さび病菌の発育適温は、種類によって異なるので、発生する時期もそれぞれ異なっている。春になって最も早く発生するのが黄さび病であり、ついで小さび病、赤さび病で、黒さび病は遅い。オオムギでは小さび、コムギでは赤さび病が全国的に広く発生する。黄さび病、黒さび病は年による発生差が大きい。黄さび病は、早くから西日本に発生し、年によっては東北地方や北海道にも発生する。黒さび病は、南九州では発生が早く、しだいに北に拡がるが、本州ではムギの成熟期に近く発生するのがふつうである。さび病の発生による被害は、穂数と一穂粒数の減少、粒重の低下をきたし、20〜30%の減収をもたらす。さらにムギの全般的な生育や粒質その他にもいちじるしい影響を及ぼす。さび病は、蔓延が早く、畑全体に多発したときは枯死して収穫皆無になることもある。
3 病原菌の生態
ムギの上では夏胞子と冬胞子を形成する。夏胞子は水滴に触れて発芽し、発芽管が気孔の上に到達するとその上に付着器をつくり、この直下から侵入菌糸を出して気孔から体内に侵入する。侵入した菌糸は、さらに寄主の細胞間隙をすすみ、細胞内に吸器を差し入れて栄養分を吸収し、生育を続ける。侵入してから8〜10日後に夏胞子堆が形成され、そこから飛散した夏胞子は、さらに健全なムギを侵す。このように、ムギが成熟するまで、夏胞子による増殖が何度も繰り返され、蔓延する。
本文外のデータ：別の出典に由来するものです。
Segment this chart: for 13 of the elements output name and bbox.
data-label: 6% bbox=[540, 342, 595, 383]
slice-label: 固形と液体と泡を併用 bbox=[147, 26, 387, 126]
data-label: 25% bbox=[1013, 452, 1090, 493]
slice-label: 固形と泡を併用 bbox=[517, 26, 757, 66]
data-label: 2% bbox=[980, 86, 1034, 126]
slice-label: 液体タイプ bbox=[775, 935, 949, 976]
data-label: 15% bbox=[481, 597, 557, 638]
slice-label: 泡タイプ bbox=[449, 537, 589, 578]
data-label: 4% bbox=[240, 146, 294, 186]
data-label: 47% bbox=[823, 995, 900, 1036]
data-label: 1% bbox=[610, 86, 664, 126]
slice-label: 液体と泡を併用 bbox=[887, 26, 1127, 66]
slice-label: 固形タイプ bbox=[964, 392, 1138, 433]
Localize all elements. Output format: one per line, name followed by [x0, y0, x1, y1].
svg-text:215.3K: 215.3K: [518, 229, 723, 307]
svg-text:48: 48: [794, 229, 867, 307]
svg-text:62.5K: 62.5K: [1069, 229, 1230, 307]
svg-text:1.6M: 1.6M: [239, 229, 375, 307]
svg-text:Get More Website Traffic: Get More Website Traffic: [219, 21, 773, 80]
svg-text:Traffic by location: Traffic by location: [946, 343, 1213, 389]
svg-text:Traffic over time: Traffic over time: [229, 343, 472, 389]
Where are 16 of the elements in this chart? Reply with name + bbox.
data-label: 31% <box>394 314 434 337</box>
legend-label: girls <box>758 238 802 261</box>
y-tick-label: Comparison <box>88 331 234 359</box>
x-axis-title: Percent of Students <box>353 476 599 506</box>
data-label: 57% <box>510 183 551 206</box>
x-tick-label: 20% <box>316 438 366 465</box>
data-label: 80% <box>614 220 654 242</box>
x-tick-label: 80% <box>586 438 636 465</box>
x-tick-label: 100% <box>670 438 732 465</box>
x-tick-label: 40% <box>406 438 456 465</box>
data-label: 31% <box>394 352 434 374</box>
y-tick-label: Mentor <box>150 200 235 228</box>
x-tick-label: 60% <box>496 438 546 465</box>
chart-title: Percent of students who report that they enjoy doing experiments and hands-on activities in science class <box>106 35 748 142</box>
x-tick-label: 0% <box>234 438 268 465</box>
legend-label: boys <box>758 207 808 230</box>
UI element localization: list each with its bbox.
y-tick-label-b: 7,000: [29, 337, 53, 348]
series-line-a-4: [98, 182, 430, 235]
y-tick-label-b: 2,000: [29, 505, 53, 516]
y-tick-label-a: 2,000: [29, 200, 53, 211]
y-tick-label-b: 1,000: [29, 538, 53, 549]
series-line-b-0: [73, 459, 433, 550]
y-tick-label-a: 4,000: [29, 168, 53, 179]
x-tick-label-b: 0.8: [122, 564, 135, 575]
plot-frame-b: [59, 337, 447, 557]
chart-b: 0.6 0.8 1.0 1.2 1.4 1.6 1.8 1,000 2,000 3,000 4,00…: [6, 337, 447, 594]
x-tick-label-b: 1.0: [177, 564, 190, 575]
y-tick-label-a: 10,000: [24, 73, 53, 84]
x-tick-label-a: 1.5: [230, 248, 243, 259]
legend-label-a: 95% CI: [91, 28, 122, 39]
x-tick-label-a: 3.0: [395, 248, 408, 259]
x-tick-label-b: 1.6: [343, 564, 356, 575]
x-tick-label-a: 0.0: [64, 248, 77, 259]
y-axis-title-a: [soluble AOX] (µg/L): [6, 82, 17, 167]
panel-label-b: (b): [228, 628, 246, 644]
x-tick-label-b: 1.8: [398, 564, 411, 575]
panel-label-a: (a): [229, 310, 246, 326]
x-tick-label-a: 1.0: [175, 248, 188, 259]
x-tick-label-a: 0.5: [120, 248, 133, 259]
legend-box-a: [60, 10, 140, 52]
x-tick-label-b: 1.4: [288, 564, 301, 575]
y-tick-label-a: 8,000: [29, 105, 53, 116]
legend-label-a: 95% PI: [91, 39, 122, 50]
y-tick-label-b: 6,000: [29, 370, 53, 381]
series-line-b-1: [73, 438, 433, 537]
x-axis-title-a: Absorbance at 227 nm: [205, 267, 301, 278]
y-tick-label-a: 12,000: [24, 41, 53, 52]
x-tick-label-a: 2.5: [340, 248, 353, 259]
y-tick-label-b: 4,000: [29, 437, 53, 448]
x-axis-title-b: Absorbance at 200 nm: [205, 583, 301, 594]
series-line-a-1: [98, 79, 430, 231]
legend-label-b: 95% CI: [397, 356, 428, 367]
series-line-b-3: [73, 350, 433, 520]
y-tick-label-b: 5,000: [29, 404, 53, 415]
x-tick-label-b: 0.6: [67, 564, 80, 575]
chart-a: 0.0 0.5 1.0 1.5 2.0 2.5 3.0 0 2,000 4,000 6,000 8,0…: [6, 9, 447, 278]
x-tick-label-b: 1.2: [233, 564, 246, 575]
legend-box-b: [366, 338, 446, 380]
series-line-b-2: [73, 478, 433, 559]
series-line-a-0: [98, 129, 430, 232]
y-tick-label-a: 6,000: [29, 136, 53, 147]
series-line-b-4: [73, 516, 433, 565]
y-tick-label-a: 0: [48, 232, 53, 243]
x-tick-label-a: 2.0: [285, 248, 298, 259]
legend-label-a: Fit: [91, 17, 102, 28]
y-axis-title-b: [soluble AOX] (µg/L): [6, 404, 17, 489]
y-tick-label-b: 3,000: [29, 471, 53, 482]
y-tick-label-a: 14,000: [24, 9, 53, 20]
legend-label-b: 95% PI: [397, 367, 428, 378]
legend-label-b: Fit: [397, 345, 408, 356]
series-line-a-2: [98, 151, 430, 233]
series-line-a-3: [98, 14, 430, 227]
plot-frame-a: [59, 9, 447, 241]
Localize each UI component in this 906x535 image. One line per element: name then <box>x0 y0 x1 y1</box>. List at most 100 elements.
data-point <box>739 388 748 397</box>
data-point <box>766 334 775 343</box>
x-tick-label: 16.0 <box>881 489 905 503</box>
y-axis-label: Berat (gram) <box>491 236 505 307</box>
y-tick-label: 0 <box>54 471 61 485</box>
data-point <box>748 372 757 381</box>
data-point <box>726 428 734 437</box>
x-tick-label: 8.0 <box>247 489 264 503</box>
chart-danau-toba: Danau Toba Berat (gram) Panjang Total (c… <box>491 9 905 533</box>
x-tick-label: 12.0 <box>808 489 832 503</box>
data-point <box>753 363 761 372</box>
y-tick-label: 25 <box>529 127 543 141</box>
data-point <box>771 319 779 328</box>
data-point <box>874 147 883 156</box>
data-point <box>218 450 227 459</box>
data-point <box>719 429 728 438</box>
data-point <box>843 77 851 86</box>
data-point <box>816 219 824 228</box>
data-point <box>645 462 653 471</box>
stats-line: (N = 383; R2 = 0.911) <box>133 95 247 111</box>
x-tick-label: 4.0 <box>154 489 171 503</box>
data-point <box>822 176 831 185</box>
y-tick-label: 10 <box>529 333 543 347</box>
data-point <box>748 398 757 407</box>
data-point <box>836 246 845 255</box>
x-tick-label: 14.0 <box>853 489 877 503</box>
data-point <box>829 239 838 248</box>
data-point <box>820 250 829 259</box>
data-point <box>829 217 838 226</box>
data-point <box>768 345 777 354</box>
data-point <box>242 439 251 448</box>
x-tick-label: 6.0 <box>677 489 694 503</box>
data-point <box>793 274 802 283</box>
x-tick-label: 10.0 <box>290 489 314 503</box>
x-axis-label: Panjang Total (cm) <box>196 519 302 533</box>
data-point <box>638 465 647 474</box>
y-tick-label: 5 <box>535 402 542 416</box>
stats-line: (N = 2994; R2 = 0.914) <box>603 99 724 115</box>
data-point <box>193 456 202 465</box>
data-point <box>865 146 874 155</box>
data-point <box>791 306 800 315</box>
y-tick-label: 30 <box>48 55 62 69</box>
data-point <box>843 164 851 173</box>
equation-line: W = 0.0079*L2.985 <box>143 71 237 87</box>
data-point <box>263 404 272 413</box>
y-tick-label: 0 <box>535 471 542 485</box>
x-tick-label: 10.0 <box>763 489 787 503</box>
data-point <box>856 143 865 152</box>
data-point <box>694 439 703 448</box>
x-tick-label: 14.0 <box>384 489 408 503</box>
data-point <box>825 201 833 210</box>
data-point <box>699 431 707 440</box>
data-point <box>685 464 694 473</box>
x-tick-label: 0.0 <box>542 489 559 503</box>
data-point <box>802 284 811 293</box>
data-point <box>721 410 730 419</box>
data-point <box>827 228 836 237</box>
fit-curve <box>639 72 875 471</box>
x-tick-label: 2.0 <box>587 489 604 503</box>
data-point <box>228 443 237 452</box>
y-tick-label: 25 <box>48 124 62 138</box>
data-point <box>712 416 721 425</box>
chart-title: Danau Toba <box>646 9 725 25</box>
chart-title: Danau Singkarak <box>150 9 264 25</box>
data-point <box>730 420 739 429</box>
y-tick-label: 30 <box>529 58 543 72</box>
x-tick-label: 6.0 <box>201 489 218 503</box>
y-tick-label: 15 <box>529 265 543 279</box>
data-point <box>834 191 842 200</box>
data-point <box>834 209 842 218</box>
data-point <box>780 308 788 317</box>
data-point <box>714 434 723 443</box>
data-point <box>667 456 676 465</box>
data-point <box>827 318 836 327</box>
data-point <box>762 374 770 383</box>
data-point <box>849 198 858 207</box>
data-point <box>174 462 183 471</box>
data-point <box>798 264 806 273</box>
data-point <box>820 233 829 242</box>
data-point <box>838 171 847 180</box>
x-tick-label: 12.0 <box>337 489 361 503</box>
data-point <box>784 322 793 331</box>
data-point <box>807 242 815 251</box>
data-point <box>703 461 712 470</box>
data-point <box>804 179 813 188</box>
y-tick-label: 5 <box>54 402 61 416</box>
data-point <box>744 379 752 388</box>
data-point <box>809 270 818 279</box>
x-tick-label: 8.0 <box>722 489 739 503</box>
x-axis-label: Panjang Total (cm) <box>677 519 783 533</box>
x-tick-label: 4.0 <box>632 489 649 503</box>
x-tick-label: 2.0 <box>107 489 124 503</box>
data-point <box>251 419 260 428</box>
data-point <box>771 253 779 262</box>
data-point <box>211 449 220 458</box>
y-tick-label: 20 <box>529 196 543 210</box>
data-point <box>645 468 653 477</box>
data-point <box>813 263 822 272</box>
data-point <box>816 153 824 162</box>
黒さび、小さび、赤さび病では一つの夏胞子が発芽、侵入して一つの夏胞子堆をつくるが、黄さび病では、一つの夏胞子から生じた菌糸が葉の中を縦に走り、すじ状に次々と夏胞子堆をつくるので、蔓延が非常に速い。夏胞子が発芽して侵入する適温は、赤さび病菌で18゜〜25゜Cであり、黒さび病菌ではこれよりやや高く、小さび病菌ではやや低い。また、黄さび病菌では、適温が10゜〜15℃とかなり低く、25゜C以上になると発育しない。このような適温の差が、各種のさび病の発生時期の差となってあらわれる。
黒さび病菌、黄さび病菌は、オオムギ菌とコムギ菌で生態種が異なり、オオムギ菌はコムギを侵さず、コムギ菌はオオムギを侵さない。コムギの赤さび病菌はムギの収穫後にこぼれムギに感染して夏を越し、秋に播種されたムギに感染する。そして夏胞子または体内で菌糸の形で越冬し、翌春の第一次伝染源となる。
4 発生しやすい条件
・多窒素のときに発生が多くなる。
・冬暖かく雨が多くて春分の日のムギの草丈が平年より高い年は、ムギが軟弱でさび病にかかりやすい状態にあり、また冬を越す菌の量も多いため多発の危険性が高くなる。
5 防除対策
(1)耕種的防除法
・適期に播種し合理的な施肥を行う。
・品種による発病差が大きいので抵抗性品種の利用が有効である。ただしレースの分布が地域によって異なるので、各地域の奨励品種の中から強い品種を選ぶ。
・被害茎葉をほ場の周辺に残さず、コボレムギもできるだけ抜き取るようにする。
(2)薬剤防除
・薬剤防除は、初期発生を早く見つけて早期に行う。特に黄さび病は蔓延が速いので早期防除が重要である。